Former US envoy: A military defeat of Hamas now is bad for Israel
An Israeli military victory in Gaza is a loss for Israel because it would either have to rule the enclave or risk a more radicalized group like ISIS taking over, former US negotiator Dennis.
Ross told The Jerusalem Post, adding that an extended period of calm at this point is the best outcome for both Israel and Hamas.
Ross spoke with the Post on the sidelines of the third annual Track II Environmental Forum Conference in Kibbutz Ketura, just an hour or so before Israel announced that it planned to refrain from embarking on another Gaza war.
Israel has the military might to defeat Gaza, Ross said, but the question is what happens when it does.
“Then what?” he asked. Israel doesn’t want to own or rule Gaza, nor can it hand it to the Palestinian Authority after a military defeat.
“I do not think the PA wants to look like they came in on the back of Israeli tanks. I am not even sure how you would do it, practically speaking,” Ross said.
Israel is the only force powerful enough to police the area and ensure that it is not taken over by a group more radicalized than Hamas, but again the PA would not want to govern an area whose security is ensured by Israel, he said.
“What I worry about is, if you [Israel] go back in, you are stuck there, because if you leave, then there is a [power] vacuum,” Ross said.
“Who fills the vacuum? You have Islamic Jihad, some ISIS-kind of groups” that could take over, he speculated.

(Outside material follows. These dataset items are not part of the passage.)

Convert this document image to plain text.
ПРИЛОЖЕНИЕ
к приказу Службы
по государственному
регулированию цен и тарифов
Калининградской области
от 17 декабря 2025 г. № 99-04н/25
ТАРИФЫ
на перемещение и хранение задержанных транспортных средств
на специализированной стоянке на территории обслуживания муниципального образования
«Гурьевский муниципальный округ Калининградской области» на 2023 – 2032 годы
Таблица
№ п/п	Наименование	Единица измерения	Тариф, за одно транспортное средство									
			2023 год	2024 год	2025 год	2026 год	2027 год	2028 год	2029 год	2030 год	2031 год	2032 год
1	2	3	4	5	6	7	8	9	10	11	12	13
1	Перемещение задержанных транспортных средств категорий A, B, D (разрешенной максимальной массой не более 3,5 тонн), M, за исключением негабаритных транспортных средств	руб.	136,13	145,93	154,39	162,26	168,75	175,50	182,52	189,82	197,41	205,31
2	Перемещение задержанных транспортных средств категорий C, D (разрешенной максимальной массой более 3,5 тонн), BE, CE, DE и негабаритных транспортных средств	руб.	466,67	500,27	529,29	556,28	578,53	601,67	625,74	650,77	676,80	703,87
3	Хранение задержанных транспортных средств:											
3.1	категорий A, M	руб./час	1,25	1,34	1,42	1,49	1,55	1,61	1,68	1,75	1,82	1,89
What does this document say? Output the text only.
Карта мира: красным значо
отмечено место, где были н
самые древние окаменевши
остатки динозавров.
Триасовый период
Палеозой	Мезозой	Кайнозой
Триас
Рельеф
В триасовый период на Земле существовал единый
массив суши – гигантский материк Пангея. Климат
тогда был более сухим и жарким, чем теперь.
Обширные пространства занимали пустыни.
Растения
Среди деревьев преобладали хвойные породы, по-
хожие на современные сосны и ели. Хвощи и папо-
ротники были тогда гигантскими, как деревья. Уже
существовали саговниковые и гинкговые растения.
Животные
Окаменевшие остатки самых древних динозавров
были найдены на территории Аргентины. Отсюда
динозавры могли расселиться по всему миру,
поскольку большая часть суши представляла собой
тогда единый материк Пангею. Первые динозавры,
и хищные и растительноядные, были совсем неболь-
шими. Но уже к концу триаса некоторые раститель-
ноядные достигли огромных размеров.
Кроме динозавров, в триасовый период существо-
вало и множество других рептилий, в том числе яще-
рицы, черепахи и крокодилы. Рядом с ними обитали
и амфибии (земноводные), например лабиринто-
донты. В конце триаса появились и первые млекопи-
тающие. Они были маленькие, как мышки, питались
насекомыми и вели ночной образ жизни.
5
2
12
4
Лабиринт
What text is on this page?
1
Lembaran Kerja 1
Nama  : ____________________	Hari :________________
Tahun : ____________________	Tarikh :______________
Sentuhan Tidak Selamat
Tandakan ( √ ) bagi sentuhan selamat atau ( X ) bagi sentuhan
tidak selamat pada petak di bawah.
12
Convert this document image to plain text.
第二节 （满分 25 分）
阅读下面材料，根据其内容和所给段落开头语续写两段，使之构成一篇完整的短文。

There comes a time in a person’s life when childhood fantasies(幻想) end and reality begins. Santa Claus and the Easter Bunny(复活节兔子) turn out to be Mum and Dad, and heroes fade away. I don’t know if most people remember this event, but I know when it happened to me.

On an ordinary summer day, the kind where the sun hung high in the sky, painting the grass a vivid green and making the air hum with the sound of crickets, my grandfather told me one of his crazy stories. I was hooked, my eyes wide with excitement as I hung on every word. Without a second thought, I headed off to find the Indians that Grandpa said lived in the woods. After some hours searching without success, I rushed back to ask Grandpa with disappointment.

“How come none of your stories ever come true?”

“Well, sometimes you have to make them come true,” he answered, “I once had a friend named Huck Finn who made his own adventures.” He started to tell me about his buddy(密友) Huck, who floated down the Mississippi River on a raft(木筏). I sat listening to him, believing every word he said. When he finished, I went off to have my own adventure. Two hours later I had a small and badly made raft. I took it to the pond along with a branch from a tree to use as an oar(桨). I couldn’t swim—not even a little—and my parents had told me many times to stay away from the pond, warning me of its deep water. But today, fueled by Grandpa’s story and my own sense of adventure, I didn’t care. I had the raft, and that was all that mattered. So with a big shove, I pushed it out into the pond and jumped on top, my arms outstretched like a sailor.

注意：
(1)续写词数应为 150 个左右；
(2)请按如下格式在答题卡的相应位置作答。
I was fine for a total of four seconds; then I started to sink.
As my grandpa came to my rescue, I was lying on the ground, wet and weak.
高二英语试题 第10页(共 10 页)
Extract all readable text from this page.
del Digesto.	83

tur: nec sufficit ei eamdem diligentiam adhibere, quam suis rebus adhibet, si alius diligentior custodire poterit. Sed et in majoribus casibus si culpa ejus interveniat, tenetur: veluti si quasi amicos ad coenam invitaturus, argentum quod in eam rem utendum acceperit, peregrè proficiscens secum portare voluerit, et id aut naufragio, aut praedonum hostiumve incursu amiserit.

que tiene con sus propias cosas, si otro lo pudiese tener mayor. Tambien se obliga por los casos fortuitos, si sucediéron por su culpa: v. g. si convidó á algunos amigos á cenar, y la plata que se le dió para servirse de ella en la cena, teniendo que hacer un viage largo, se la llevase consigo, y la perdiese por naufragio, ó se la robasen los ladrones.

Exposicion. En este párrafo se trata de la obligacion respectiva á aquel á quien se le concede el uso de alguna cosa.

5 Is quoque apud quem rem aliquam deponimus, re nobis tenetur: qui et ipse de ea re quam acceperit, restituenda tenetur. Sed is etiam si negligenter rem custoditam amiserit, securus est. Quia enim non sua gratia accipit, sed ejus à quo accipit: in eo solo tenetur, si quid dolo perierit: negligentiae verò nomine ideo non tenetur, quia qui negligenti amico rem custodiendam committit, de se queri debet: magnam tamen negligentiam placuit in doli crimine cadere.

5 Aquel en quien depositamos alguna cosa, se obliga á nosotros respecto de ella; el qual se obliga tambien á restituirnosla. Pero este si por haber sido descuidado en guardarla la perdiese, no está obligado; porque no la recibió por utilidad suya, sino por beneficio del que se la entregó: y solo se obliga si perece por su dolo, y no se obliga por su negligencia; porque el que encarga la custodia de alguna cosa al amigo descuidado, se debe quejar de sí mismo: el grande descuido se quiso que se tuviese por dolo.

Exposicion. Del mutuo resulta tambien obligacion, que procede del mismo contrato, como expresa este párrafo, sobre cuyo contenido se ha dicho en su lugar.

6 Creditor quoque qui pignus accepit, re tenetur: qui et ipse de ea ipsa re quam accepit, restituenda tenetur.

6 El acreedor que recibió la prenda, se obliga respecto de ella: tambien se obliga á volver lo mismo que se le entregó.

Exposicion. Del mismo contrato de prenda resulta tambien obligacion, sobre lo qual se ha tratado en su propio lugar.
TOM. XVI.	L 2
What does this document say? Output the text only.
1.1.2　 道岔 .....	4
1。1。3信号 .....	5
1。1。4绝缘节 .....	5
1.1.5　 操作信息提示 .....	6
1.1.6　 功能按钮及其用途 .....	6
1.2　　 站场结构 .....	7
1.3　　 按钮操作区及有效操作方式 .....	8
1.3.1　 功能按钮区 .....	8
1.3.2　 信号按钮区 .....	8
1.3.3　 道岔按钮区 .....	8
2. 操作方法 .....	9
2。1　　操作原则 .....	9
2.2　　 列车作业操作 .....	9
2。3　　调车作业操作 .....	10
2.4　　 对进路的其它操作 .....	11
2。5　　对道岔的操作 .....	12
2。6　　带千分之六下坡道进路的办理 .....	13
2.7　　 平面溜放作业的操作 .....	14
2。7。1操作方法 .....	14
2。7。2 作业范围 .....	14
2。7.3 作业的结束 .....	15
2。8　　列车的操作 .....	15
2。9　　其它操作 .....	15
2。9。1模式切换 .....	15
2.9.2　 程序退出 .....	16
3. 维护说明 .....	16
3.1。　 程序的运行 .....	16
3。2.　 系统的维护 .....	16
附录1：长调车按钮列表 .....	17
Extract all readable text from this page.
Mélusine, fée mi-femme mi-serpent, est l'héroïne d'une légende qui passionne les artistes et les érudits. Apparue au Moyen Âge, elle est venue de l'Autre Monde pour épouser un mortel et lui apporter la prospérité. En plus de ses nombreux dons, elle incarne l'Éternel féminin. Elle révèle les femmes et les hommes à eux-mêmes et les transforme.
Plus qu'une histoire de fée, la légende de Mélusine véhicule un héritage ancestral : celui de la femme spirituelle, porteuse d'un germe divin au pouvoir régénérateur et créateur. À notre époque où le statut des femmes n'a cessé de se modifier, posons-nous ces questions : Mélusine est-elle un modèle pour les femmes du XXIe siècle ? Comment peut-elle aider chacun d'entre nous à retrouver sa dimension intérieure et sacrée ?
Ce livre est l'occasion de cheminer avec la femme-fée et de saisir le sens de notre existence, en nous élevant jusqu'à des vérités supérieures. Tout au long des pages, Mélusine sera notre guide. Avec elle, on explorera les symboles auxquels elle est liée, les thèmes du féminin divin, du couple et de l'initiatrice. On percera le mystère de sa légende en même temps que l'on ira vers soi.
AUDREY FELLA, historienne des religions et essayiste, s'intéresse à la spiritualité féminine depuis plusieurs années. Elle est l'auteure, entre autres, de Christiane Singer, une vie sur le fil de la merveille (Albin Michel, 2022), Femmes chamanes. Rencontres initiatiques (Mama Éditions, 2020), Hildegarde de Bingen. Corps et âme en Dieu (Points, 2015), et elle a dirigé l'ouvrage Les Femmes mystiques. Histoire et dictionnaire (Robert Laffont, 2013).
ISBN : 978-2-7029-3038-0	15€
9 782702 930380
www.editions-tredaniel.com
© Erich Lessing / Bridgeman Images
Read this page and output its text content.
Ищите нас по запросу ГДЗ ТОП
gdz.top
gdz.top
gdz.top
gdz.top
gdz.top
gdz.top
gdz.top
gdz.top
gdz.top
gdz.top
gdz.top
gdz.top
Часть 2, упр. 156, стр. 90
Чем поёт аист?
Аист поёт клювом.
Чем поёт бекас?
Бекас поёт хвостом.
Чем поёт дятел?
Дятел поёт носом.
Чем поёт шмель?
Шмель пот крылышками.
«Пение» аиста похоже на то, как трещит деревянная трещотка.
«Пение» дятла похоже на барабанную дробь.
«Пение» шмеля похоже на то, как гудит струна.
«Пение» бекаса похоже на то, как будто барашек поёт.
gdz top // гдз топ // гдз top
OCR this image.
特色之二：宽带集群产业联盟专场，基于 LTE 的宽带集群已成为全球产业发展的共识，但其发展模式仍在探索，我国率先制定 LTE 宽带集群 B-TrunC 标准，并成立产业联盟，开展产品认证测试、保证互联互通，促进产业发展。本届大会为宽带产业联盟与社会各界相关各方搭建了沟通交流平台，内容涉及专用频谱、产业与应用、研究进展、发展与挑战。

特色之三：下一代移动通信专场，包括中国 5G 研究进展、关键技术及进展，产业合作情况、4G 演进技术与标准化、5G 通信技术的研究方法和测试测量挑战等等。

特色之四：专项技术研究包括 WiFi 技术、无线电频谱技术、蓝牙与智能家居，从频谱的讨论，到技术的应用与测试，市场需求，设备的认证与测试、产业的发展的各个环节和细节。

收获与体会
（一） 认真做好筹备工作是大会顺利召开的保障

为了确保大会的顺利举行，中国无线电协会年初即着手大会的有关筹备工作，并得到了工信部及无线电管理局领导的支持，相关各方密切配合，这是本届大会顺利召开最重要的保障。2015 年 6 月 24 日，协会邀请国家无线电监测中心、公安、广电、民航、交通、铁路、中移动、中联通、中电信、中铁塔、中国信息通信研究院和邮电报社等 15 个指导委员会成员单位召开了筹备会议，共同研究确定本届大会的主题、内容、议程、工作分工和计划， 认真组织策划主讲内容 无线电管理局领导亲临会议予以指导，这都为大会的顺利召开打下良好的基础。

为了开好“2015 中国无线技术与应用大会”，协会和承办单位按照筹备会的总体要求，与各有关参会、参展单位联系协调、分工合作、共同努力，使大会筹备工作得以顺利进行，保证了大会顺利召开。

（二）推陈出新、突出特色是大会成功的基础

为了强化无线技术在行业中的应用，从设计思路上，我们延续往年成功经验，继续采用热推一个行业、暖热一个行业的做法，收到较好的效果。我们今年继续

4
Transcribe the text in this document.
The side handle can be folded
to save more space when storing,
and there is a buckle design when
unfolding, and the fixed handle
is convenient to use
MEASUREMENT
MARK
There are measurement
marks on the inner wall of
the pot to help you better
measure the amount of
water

“It’s a no-win scenario” for Israel, he said, adding that Hamas, like Israel, does not want to see such an outcome.
“The irony is that both sides have good reason not to want this to become a war,” he said.
Hamas is equally afraid of a more radicalized group taking over Gaza so it runs a high risk if it engages in an all-out military confrontation with the IDF, he said.
It is for this reason, he said, that in spite of the intensity of the exchange of fire between Hamas and Israel in the last two days, both sides left room for Egypt and the UN Special Coordinator for the Middle East Peace Process Nickolay Mladenov to continue to mediate an extended period of calm.
“Hamas has expanded the area of its targets, but there still is a limitation of what they are firing at, which still looks as if they are trying to keep things within certain bounds,” he said.
Israeli targets are qualitatively different that in past military engagements and the casualties are small, he said.
The limitation appears to be a deliberate signal that both sides would prefer a non-military resolution.
Egypt and Mladenov, he said, have a phased plan that involves immediate humanitarian relief, such as the Qatari-funded fuel and the $15 million for civil servant salaries.
Then one needs to deal with the problems relating to sewage treatment and clean water in Gaza, he said. There is also a need to tackle reconstruction and the high unemployment in Gaza.
A formula for an extended period of calm is a necessity, he said, because violent exchanges run the risk of provoking a new war.
A Gaza war also has an impact on the West Bank because it gives the Palestinians there, who might otherwise oppose Hamas, a reason to support the group.
Sustained calm can also create a space for other options to be created that do not exist at this time, Ross said.
There are few options here at this time given that “you are not going to have peace with Hamas any time soon” and a two-state solution to the conflict is still far away from any resolution.
He said he has not seen the Trump peace plan, although he has spoken with US envoys Jason Greenblatt and Jared Kushner.
But, Ross speculated that in the best-case scenario, the plan would spark substantive negotiations, but that a lengthy process for concluding a deal was needed.
“If you want anything to happen on the peace issues itself more broadly speaking, you cannot have Gaza blowing up,” he said.